To learn from our spirit within us, to learn how to reconnect with reality, and also to learn how to face the consequences of being honest. Being honest in all sorts of ways has painful consequences. Society often doesn’t like honesty. Partnerships often don’t like honesty. Unhealthy friendships don’t like honesty. Parents, troubled parents in denial, often don’t like honesty. Honesty can cause all sorts of problems.
But if we want to be honest, if we want to live true, if we want to be who we really are, being honest, from what I’ve experienced, is the way to go. It’s painful, but most importantly, being honest with ourselves and then using discretion in this troubled, confused, dishonest world about how honest we can really be.

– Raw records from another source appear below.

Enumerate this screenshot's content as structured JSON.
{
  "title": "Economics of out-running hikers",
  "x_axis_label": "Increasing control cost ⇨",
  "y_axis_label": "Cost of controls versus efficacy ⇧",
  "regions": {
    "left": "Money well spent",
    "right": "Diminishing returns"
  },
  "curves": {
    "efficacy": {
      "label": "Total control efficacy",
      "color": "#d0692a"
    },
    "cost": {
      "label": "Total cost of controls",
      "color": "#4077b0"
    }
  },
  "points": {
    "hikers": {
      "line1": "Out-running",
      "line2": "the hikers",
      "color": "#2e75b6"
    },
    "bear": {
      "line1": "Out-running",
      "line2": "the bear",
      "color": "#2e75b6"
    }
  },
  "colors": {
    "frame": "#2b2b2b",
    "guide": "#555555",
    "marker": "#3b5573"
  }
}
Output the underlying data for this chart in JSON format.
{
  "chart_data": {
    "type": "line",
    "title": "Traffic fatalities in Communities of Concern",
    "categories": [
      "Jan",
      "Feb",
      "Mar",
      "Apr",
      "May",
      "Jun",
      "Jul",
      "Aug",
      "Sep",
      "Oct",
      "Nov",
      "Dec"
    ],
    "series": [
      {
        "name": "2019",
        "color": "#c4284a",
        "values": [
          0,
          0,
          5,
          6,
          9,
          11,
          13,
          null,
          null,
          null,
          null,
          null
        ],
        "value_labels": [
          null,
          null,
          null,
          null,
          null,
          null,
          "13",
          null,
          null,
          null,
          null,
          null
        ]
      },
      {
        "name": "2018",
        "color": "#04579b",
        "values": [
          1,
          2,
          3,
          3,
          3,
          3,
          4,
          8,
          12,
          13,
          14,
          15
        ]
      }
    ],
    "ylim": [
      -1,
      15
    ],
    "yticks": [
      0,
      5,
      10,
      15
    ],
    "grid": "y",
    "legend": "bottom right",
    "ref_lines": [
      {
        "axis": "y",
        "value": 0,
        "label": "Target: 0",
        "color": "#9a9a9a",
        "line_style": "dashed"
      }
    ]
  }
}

A perfect example for me is making these videos. Being honest, what a sacrifice for me. Not fun a lot of times. Making these videos, not easy. Negative consequences for me: fear, anxiety, what’s gonna happen to me as the result of being honest. It’s so much easier to just go through my life pretending, lying in a way, just pretending I’m a normal person living a normal life. A lot easier to make more money with lying. Big sacrifice by being more honest, being more true, being more out. Can’t take it back once the cat’s out of the bag. That’s what I’ve found about being honest, about breaking lying, about breaking camouflage.
But for me too, I’ve done it piecemeal, slowly, more and more. Still getting more and more publicly honest, still becoming more honest with myself, still resolving more of my traumas. The traumas that are keeping my lies, my own self-lies, out of consciousness. Well, the more I’m honest with myself, the more I heal my traumas, the more I become real, the more I become true, the less I want to lie, the less I need to lie.
And also what I find is the more honest I am, especially the more honest I am with myself, but also the more honest I am with others, the more useful I can be. And also the more I just simply love my life.